Anyone who looked longingly at the big yields attached to bank-issued preferred shares earlier this year may be disappointed by the latest issues: Yields are falling.

Toronto-Dominion Bank announced on Monday that it will issue preferred shares yielding 4.85 per cent.

While that looks attractive relative to the slim yields on government bonds, it is down from a much higher yield on the previous round of TD preferred shares. For shares issued in January, yields were 5.5 per cent – meaning that the yield on the new issue is 0.65 percentage points lower.

It is likely that other large Canadian banks will respond with similar-looking preferred shares in the months ahead as they bolster their capital levels, which raises the question: Have we seen peak yield?

Preferred shares are fixed-income securities that are issued and redeemed at a set price, usually $25 each. Like bonds, they distribute regular income. Like stocks, you can buy them in small quantities on stock exchanges, but you don't get any benefit from rising corporate profits.

The market for preferred shares has been volatile over the past two years. Preferred shares whose yields are reset periodically, often at a predetermined rate above bond yields, were hit particularly hard as bond yields fell.
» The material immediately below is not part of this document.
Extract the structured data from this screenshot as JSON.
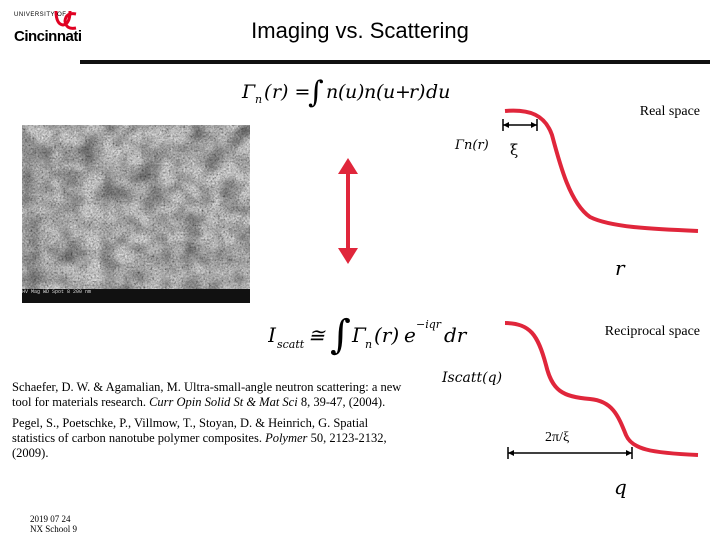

Exchange-traded funds that track preferred shares reflected the turbulence. For example, the iShares S&P/TSX Canadian Preferred Share Index ETF fell nearly 20 per cent in 2015 and touched multiyear lows in January.

Amid this roller coaster, the banks added one more wrinkle: New regulations dictate that investors, rather than taxpayers, must bail out struggling banks during a severe financial crisis. The process is called bail-in: New bonds and preferred shares – now classified as non-viability contingent capital (NVCC) – will automatically convert to common shares.

If these conditions and caveats are making your head spin, you're not alone. That's why the banks needed to lure investors earlier this year with preferred shares that had dazzling terms.

Besides TD, Royal Bank of Canada, Bank of Nova Scotia, Bank of Montreal and Canadian Imperial Bank of Commerce also issued shares with yields in the 5.5-per-cent ballpark earlier this year.

The issues came with a sweetener, too: After five years, the yields would be reset well above the yield on the Government of Canada five-year bond – 4.8 percentage points above, in the case of RBC-issued preferred shares; 4.66 percentage points in the case of TD shares.

Now, TD is offering considerably less. After five years, the yield on the new preferred shares will be 4.12 percentage points above the five-year bond yield, down more than half a percentage point.

For investors who love the idea of generating regular income in an environment where income is hard to find, the lower yields and reset rates are disappointing.

But TD is merely responding to market conditions. While preferred shares were a tough sell at the start of the year, the market appears more receptive today.

The iShares S&P/TSX Canadian Preferred Share Index ETF has rebounded 16 per cent from its lows in January, while the price of recently issued bank preferred shares have risen well above $25.

Peter Routledge, an analyst at National Bank Financial, added that risk aversion toward the Canadian banks appears to be easing, reflected in contracting spreads on other bank instruments such as senior and subordinated debt.

"And despite a much lower coupon, the yield on these instruments looks quite attractive in the current interest rate environment," Mr. Routledge said.

If the reception to the new shares is any indication, TD appears to have made the right move. The lender initially announced that it had issued 12 million preferred shares for total proceeds of $300-million. Within hours, the issue had expanded to 40 million shares valued at $1-billion.

Yields may be down. But investor interest is heating up.